Italy is currently on an infrastructure investment mission. Last week, the Italian railway company FS announced its plans to invest 160 billion euros in infrastructure projects across the country. FS aims to upscale its infrastructure by transforming it. The investments will focus on all rail segments, from infrastructure to logistics and long-distance and urban passenger mobility.

The company has reserved a substantial budget for new equipment, tracks, tunnels and terminals. In total, these efforts will result in 16,800 km of railway lines, 1,670 tunnels, 23,000 bridges and viaducts, and 2,200 stations on the railway network, said FS CEO Luigi Ferraris.

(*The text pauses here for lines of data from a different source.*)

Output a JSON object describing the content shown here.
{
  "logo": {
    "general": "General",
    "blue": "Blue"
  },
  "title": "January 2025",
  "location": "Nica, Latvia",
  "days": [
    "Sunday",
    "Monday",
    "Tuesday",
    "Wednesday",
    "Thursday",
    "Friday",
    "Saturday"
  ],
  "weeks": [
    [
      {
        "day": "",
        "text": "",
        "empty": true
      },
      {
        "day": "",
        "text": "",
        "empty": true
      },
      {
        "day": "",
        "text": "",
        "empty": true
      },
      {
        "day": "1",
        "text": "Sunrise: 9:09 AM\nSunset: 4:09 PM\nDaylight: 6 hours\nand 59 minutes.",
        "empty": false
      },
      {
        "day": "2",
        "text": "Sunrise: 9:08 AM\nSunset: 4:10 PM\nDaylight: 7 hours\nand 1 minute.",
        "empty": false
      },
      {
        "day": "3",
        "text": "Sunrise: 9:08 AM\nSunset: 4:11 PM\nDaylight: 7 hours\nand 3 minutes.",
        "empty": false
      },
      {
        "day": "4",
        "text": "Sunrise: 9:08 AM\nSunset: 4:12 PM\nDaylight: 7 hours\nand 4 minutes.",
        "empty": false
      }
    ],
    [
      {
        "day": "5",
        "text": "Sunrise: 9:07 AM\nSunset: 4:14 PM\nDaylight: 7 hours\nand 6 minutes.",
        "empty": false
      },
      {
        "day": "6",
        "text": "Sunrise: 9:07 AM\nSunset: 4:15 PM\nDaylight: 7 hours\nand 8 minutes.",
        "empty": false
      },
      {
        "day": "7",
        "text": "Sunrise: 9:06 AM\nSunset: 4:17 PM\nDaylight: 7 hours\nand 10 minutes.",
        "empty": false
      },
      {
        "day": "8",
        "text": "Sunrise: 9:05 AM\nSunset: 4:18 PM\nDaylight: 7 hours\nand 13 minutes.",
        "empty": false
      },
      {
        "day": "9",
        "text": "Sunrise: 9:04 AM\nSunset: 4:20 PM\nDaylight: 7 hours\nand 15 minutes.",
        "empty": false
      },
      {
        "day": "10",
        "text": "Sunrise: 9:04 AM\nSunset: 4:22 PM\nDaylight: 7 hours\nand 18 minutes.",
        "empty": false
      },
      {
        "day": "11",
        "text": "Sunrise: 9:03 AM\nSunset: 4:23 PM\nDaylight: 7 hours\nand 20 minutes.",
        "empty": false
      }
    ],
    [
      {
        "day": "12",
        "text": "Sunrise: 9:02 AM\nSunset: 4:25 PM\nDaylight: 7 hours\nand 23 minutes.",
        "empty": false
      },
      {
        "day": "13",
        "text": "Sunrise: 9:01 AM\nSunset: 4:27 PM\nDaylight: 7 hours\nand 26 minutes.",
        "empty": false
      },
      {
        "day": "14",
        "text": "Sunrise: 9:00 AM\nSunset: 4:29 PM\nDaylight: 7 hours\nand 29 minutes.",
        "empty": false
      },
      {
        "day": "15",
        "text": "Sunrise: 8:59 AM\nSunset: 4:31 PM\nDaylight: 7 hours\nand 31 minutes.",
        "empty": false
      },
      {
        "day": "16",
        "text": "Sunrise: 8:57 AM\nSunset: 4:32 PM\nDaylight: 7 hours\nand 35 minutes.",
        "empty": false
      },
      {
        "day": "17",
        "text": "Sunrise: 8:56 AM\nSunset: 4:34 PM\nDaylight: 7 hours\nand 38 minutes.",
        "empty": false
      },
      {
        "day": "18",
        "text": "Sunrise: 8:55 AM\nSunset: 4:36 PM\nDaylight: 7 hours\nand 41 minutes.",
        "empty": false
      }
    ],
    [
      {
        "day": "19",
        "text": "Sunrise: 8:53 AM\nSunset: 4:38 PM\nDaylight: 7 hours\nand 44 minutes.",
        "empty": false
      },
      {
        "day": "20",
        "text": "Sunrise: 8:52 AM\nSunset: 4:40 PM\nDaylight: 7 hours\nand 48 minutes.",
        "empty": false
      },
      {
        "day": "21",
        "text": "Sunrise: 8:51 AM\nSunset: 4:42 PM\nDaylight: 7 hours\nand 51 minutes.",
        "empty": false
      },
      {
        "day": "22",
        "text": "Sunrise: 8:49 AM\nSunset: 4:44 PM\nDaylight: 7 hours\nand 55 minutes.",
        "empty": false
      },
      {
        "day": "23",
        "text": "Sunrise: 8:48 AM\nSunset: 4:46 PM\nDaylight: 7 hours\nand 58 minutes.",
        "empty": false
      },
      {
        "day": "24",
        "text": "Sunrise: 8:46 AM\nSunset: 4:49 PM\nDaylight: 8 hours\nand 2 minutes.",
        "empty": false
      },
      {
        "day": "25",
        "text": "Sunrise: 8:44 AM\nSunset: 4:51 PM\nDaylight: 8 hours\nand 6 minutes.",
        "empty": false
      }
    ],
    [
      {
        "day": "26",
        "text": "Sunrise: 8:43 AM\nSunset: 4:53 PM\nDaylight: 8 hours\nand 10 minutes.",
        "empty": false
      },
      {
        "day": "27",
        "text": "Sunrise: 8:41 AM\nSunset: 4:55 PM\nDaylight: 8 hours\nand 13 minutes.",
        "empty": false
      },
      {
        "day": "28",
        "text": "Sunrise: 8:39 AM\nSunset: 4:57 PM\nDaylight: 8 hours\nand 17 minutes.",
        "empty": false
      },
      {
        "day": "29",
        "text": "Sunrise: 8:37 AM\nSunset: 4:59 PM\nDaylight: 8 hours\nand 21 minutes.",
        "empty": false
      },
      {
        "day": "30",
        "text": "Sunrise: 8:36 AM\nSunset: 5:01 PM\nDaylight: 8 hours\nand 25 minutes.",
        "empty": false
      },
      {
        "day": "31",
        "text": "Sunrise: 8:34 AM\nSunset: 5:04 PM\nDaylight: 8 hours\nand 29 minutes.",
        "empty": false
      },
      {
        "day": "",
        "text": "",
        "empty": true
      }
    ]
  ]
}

Webuild also confirmed the rail infrastructure frenzy taking place in Italy. The construction company alone participates in 15 different projects that will become part of the TEN-T network. “We are currently involved in building approximately 500 kilometres of roads and rail lines that will join five corridors, two of which will reach the regions of Calabria, Puglia and Sicily in the southern part of the country. These projects include the high-speed/high-capacity rail lines between Verona and Padua, Genoa and Milan and several sections of the Naples – Bari,” said the company.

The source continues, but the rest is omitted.